Organ donation is called “The Gift of Life.” I agree with that label because without an organ donor, I wouldn’t be alive. It has taken two organ donors and two heart transplants, to get me here today. But I’m not all here. My mental presence is impacted by several things, primarily two strokes and several powerful medications.
One year into my second heart transplant, I received the devastating diagnosis of Coronary Artery Vasculopathy or CAV. This is similar to the normal coronary heart disease that people get in their hearts, but CAV can progress quickly. With my first heart, I went from diagnosis to retransplant almost four years from the day of diagnosis. That first CAV diagnosis came nine years after I received my transplant, granting me nearly thirteen extra years. This time, the diagnosis came at my one-year anniversary checkup.
There are two drugs known to slow the progression of the disease, but that was not the original purpose for their creation. They started out as chemotherapy drugs, and they carry the potential for debilitating side effects.
After my first diagnosis of CAV in 2014, we tried Everolimus, but it made me violently ill and was discontinued. This allowed the disease to destroy my heart. When CAV reappeared in 2019, my new transplant center made another attempt with Everolimus, but they were aware of my drug sensitivity and slowly increased my dosage over the course of several weeks, reaching the therapeutic window at one third of the dose prescribed by my first hospital. This lower dose doesn’t make me sick, but it does make me stoned.
Every day, I take my meds at 11 a.m. and 11 p.m. An hour after I take them, I feel intoxicated, staggering like a drunk and incoherent. Of course, driving is impossible in this condition. The length of my daily stupor varies, but I’m generally incapacitated from noon to three or four in the afternoon, and I remain quite fatigued until after dinner.

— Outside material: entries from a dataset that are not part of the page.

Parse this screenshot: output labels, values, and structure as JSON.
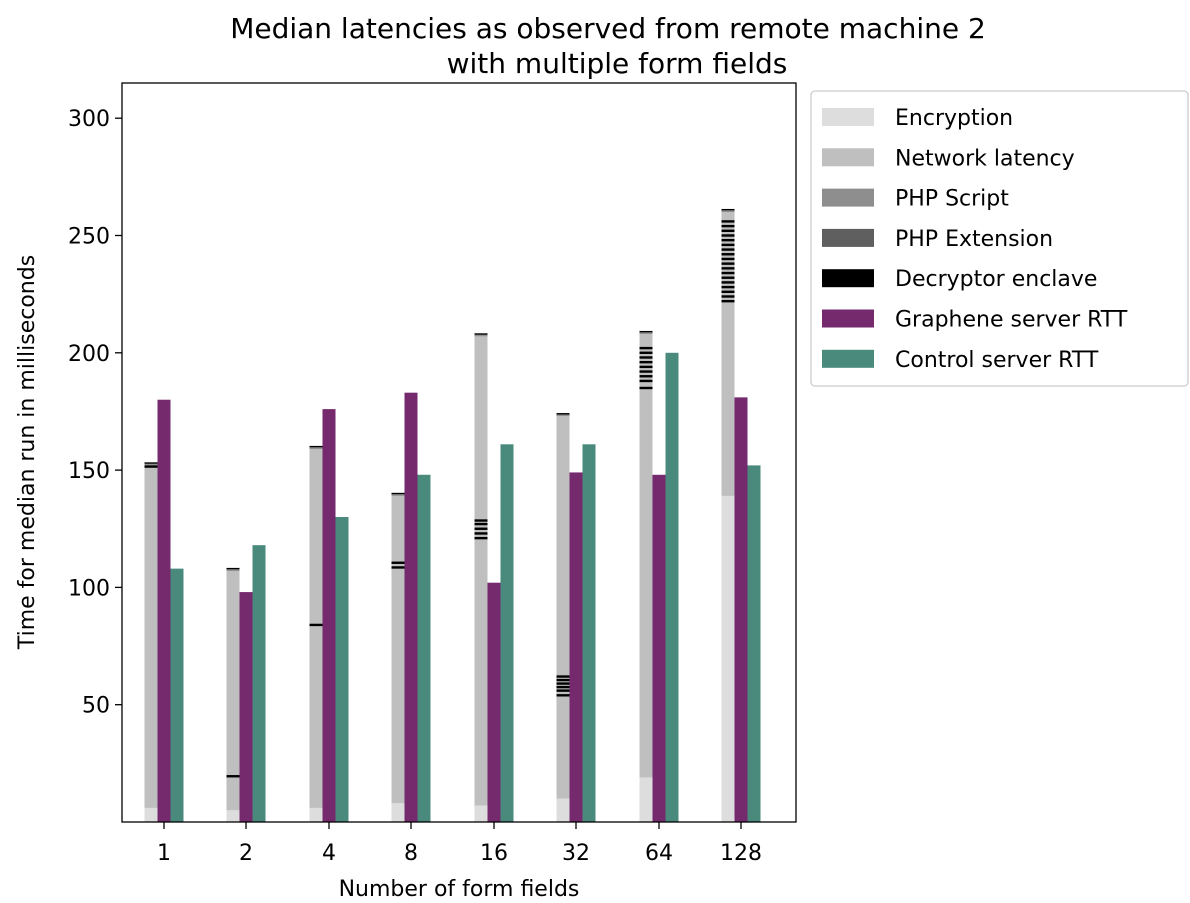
{
  "chart_data": {
    "type": "bar",
    "title_lines": [
      "Median latencies as observed from remote machine 2",
      "with multiple form fields"
    ],
    "xlabel": "Number of form fields",
    "ylabel": "Time for median run in milliseconds",
    "categories": [
      "1",
      "2",
      "4",
      "8",
      "16",
      "32",
      "64",
      "128"
    ],
    "ylim": [
      0,
      315
    ],
    "yticks": [
      50,
      100,
      150,
      200,
      250,
      300
    ],
    "grid": false,
    "legend_position": "outside-right-top",
    "legend": [
      {
        "label": "Encryption",
        "color": "#dddddd"
      },
      {
        "label": "Network latency",
        "color": "#bfbfbf"
      },
      {
        "label": "PHP Script",
        "color": "#8e8e8e"
      },
      {
        "label": "PHP Extension",
        "color": "#5f5f5f"
      },
      {
        "label": "Decryptor enclave",
        "color": "#000000"
      },
      {
        "label": "Graphene server RTT",
        "color": "#762a6e"
      },
      {
        "label": "Control server RTT",
        "color": "#4a8a7d"
      }
    ],
    "stacked_series": [
      {
        "name": "Encryption",
        "color": "#dddddd",
        "values": [
          6,
          5,
          6,
          8,
          7,
          10,
          19,
          139
        ]
      },
      {
        "name": "Network latency",
        "color": "#bfbfbf",
        "values": [
          146,
          102,
          153,
          131,
          200,
          163,
          189,
          121
        ]
      },
      {
        "name": "PHP Script",
        "color": "#8e8e8e",
        "values": [
          0.5,
          0.5,
          0.5,
          0.5,
          0.5,
          0.5,
          0.5,
          0.5
        ]
      },
      {
        "name": "PHP Extension",
        "color": "#5f5f5f",
        "values": [
          0.3,
          0.3,
          0.3,
          0.3,
          0.3,
          0.3,
          0.3,
          0.3
        ]
      },
      {
        "name": "Decryptor enclave",
        "color": "#000000",
        "values": [
          0.3,
          0.3,
          0.3,
          0.3,
          0.3,
          0.3,
          0.3,
          0.3
        ]
      }
    ],
    "enclave_marks": [
      [
        151.5
      ],
      [
        19.5
      ],
      [
        84
      ],
      [
        108.5,
        110.5
      ],
      [
        121,
        123,
        125,
        127,
        128.5
      ],
      [
        54,
        56,
        57.5,
        59,
        60.5,
        62
      ],
      [
        185,
        188,
        190,
        192,
        194,
        196,
        198,
        200,
        202
      ],
      [
        222,
        224,
        226,
        228,
        230,
        232,
        234,
        236,
        238,
        240,
        242,
        244,
        246,
        248,
        250,
        252,
        254,
        256
      ]
    ],
    "series": [
      {
        "name": "Graphene server RTT",
        "color": "#762a6e",
        "values": [
          180,
          98,
          176,
          183,
          102,
          149,
          148,
          181
        ]
      },
      {
        "name": "Control server RTT",
        "color": "#4a8a7d",
        "values": [
          108,
          118,
          130,
          148,
          161,
          161,
          200,
          152
        ]
      }
    ]
  }
}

So, how does this impact my writing? I can’t create great writing, or even mediocre work, when I’m drooling on myself. At least that leaves poetry. (sarcasm font)
In the morning I can write, run errands, or go to the gym to keep my gifted heart in shape, then I take my pills, eat lunch, and curl up on the couch with my little dog to ride it out until dinner. I attempt to read, but quite often, my eyes won’t focus, and the words don’t make sense. This afternoon downtime takes me back to when I was in the hospital all alone and feeling awful. Curled up on the couch, waiting for the time to pass while I am acutely aware that time is running out because of this slowly growing disease in my arteries.

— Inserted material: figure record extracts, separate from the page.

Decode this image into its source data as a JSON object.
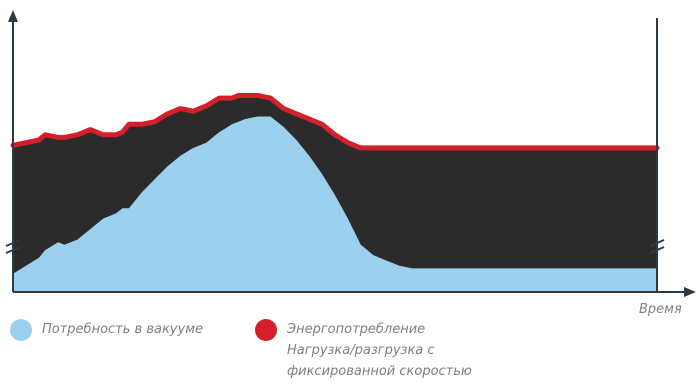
{
  "chart_data": {
    "type": "area",
    "title": "",
    "xlabel": "Время",
    "ylabel": "",
    "x": [
      0,
      2,
      4,
      5,
      7,
      8,
      10,
      12,
      14,
      16,
      17,
      18,
      20,
      22,
      24,
      26,
      28,
      30,
      32,
      34,
      35,
      36,
      38,
      40,
      42,
      44,
      46,
      48,
      50,
      52,
      54,
      56,
      58,
      60,
      62,
      64,
      66,
      68,
      70,
      72,
      74,
      76,
      78,
      80,
      82,
      84,
      86,
      88,
      90,
      92,
      94,
      96,
      98,
      100
    ],
    "xlim": [
      0,
      100
    ],
    "ylim": [
      0,
      100
    ],
    "axis_breaks": true,
    "series": [
      {
        "name": "Энергопотребление",
        "color": "#d3202a",
        "values": [
          56,
          57,
          58,
          60,
          59,
          59,
          60,
          62,
          60,
          60,
          61,
          64,
          64,
          65,
          68,
          70,
          69,
          71,
          74,
          74,
          75,
          75,
          75,
          74,
          70,
          68,
          66,
          64,
          60,
          57,
          55,
          55,
          55,
          55,
          55,
          55,
          55,
          55,
          55,
          55,
          55,
          55,
          55,
          55,
          55,
          55,
          55,
          55,
          55,
          55,
          55,
          55,
          55,
          55
        ]
      },
      {
        "name": "Потребность в вакууме",
        "color": "#9bd1ee",
        "values": [
          7,
          10,
          13,
          16,
          19,
          18,
          20,
          24,
          28,
          30,
          32,
          32,
          38,
          43,
          48,
          52,
          55,
          57,
          61,
          64,
          65,
          66,
          67,
          67,
          63,
          58,
          52,
          45,
          37,
          28,
          18,
          14,
          12,
          10,
          9,
          9,
          9,
          9,
          9,
          9,
          9,
          9,
          9,
          9,
          9,
          9,
          9,
          9,
          9,
          9,
          9,
          9,
          9,
          9
        ]
      }
    ]
  },
  "legend": {
    "demand_label": "Потребность в вакууме",
    "energy_label_1": "Энергопотребление",
    "energy_label_2": "Нагрузка/разгрузка с",
    "energy_label_3": "фиксированной скоростью"
  },
  "colors": {
    "fill_dark": "#2b2b2b",
    "axis": "#2d3b45",
    "demand": "#9bd1ee",
    "energy": "#d3202a"
  }
}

After dinner, I try to squeeze in a couple of hours for editing, sending submissions, and researching publications to which I want to submit. Creativity doesn’t come easily in the evening, perhaps because I’m tired. Still, I know I have more writing time available to me than many other writers. I just need to figure out how to use it more effectively.
For my fellow writers, what are your tips for making the best use of your scarcest resource – writing time?